UCSF

Purpose

Previous studies evaluating ticagrelor drug-drug interactions have not differentiated intestinal versus systemic mechanisms, which we do here.

Methods

Using recently published methodologies from our laboratory to differentiate metabolic- from transporter-mediated drug-drug interactions, a critical evaluation of five published ticagrelor drug-drug interactions was carried out to investigate the purported clinical significance of enzymes and transporters in ticagrelor disposition.

Results

The suggested CYP3A4 inhibitors, ketoconazole and diltiazem, displayed unchanged mean absorption time (MAT) and time of maximum concentration (T_max) values as was expected, i.e., the interactions were mainly mediated by metabolic enzymes. The potential CYP3A4/P-gp inhibitor cyclosporine also showed an unchanged MAT value.

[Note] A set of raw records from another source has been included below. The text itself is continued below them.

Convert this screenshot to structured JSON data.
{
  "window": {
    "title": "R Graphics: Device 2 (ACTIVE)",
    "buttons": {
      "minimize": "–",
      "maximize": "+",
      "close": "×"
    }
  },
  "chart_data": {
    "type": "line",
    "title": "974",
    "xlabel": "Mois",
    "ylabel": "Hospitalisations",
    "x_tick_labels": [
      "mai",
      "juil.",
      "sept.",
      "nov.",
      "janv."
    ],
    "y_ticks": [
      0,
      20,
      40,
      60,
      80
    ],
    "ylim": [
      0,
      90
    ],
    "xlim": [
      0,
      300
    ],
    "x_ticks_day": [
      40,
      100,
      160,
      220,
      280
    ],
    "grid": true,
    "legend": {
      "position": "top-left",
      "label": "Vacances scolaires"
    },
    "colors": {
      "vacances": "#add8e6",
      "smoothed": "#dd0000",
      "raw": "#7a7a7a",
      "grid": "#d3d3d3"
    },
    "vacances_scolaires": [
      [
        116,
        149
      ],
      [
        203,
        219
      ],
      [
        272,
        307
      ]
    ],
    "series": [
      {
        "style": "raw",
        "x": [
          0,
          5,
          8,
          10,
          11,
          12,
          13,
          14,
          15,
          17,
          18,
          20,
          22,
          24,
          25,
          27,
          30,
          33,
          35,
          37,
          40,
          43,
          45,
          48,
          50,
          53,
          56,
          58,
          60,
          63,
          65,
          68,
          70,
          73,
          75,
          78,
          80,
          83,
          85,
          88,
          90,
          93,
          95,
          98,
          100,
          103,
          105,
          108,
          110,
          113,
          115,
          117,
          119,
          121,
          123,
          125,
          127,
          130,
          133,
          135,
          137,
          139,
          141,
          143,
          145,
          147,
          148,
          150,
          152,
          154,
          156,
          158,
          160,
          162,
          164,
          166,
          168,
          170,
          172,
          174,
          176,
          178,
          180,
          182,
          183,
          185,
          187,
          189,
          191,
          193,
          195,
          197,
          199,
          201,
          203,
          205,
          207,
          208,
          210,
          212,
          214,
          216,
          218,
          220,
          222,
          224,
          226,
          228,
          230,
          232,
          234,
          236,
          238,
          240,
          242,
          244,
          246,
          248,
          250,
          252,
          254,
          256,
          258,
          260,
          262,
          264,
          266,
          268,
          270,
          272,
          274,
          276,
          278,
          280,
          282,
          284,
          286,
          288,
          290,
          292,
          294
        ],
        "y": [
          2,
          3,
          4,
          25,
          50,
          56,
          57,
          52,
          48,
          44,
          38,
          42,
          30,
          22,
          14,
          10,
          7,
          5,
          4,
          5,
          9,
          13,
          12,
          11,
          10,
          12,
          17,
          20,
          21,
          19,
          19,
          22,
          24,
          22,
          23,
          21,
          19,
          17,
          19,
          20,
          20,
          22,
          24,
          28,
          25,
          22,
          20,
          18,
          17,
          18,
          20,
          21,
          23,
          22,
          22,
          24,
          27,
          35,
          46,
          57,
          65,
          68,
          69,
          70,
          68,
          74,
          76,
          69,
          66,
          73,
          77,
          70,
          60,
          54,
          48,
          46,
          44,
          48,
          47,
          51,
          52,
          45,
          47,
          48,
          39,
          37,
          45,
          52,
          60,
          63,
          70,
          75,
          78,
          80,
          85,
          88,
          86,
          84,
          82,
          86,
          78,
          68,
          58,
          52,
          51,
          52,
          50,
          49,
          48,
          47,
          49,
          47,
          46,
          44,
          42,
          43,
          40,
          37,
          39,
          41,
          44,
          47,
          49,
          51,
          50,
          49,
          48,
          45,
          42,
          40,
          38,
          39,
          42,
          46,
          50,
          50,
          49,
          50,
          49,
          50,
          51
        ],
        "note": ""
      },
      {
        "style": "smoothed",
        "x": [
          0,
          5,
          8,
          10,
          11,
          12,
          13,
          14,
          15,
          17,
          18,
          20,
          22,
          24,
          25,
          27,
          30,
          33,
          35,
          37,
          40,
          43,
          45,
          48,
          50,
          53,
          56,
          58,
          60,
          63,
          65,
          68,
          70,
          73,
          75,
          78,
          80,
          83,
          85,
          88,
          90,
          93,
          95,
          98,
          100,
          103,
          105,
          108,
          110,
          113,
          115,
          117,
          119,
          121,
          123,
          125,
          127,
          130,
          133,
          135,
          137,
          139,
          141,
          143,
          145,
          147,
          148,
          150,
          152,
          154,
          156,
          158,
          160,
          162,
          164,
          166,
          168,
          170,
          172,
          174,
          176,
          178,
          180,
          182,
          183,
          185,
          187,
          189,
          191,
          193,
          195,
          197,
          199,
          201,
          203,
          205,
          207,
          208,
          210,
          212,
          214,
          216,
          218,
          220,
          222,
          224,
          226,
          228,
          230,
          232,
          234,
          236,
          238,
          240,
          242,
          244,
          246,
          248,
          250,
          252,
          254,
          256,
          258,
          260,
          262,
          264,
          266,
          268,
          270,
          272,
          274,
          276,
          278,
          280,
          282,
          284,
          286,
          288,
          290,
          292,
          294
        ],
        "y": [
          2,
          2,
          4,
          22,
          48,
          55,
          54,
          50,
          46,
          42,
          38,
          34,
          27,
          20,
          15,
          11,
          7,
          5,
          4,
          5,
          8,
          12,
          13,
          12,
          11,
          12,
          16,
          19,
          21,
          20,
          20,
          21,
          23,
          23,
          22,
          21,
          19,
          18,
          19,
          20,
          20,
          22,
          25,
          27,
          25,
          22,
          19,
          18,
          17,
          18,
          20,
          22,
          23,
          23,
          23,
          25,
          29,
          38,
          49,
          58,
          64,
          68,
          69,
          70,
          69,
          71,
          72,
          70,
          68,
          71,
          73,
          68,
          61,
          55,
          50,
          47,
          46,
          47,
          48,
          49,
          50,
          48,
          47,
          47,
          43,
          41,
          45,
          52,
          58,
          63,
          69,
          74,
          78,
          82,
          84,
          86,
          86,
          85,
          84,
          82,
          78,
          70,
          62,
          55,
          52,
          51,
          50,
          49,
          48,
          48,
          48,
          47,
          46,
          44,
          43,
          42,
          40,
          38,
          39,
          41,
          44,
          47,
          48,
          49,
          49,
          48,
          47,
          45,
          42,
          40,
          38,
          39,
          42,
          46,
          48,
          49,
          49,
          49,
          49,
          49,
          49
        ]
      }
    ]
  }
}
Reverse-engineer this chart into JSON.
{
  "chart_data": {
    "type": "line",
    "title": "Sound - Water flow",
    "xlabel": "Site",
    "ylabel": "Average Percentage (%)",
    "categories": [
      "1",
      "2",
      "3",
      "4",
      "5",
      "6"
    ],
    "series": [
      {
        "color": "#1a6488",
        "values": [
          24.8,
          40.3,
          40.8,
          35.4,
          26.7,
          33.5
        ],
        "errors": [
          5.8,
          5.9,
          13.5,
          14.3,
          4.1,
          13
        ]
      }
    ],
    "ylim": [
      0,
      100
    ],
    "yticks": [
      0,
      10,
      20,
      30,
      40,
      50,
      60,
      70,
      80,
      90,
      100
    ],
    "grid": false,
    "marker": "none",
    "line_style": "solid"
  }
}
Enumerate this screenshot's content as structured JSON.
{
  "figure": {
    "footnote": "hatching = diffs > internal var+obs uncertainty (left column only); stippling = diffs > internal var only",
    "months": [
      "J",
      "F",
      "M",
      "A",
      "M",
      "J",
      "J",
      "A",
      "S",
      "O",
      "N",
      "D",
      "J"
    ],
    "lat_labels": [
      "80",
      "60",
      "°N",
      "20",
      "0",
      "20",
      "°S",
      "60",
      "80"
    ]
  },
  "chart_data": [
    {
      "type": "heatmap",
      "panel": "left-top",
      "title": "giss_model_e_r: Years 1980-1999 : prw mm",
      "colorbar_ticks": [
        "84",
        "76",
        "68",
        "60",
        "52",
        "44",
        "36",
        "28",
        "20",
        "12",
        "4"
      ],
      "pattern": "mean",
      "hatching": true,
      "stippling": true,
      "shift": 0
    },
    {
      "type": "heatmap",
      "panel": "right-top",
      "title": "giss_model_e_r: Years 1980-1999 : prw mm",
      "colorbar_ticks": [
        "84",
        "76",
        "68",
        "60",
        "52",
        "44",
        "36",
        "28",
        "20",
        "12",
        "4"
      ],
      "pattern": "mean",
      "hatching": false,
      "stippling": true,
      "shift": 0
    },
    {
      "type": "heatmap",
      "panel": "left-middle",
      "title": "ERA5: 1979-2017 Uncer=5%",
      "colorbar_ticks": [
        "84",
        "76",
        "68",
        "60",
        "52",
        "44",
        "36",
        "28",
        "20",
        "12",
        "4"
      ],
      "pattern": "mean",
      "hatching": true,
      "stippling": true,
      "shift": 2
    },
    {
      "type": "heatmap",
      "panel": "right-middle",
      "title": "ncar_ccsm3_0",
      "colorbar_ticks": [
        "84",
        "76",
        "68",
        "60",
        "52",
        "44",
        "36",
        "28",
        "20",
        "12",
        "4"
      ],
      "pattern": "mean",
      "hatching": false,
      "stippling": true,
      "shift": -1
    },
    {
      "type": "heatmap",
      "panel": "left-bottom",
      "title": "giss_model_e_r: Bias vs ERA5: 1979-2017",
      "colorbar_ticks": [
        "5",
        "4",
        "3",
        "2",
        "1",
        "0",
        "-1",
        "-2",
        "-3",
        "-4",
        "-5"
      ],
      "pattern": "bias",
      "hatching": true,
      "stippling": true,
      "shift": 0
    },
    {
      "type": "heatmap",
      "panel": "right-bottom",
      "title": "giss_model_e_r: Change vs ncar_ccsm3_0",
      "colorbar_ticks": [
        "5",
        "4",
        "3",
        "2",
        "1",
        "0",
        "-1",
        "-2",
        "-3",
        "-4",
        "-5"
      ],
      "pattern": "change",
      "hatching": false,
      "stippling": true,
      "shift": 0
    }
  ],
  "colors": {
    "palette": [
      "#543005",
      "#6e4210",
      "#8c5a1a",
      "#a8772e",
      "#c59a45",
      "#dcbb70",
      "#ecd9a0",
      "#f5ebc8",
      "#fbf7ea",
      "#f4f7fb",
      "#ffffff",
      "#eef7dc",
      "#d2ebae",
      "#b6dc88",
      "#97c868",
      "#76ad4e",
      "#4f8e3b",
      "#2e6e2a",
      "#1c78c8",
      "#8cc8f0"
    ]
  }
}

Further analysis assuming there was no P-gp effect suggested that the increased AUC and unchanged t_1/2 for ticagrelor after cyclosporine administration were attributed to the inhibition of intestinal CYP3A4 rather than P-gp. Rifampin, an inducer of CYP3As after multiple dosing, unexpectedly showed decreased MAT and T_max values, which cannot be completely explained. In contrast, grapefruit juice, an intestinal CYP3A/P-gp/OATP inhibitor, significantly increased MAT and T_max values for ticagrelor, which may be due to activation of P-gp or inhibition of OATPs expressed in intestine.

Conclusions

This study provides new insight into the role of transporter pathways in ticagrelor intestinal absorption by examining potential MAT and T_max changes mediated by drug-drug interactions.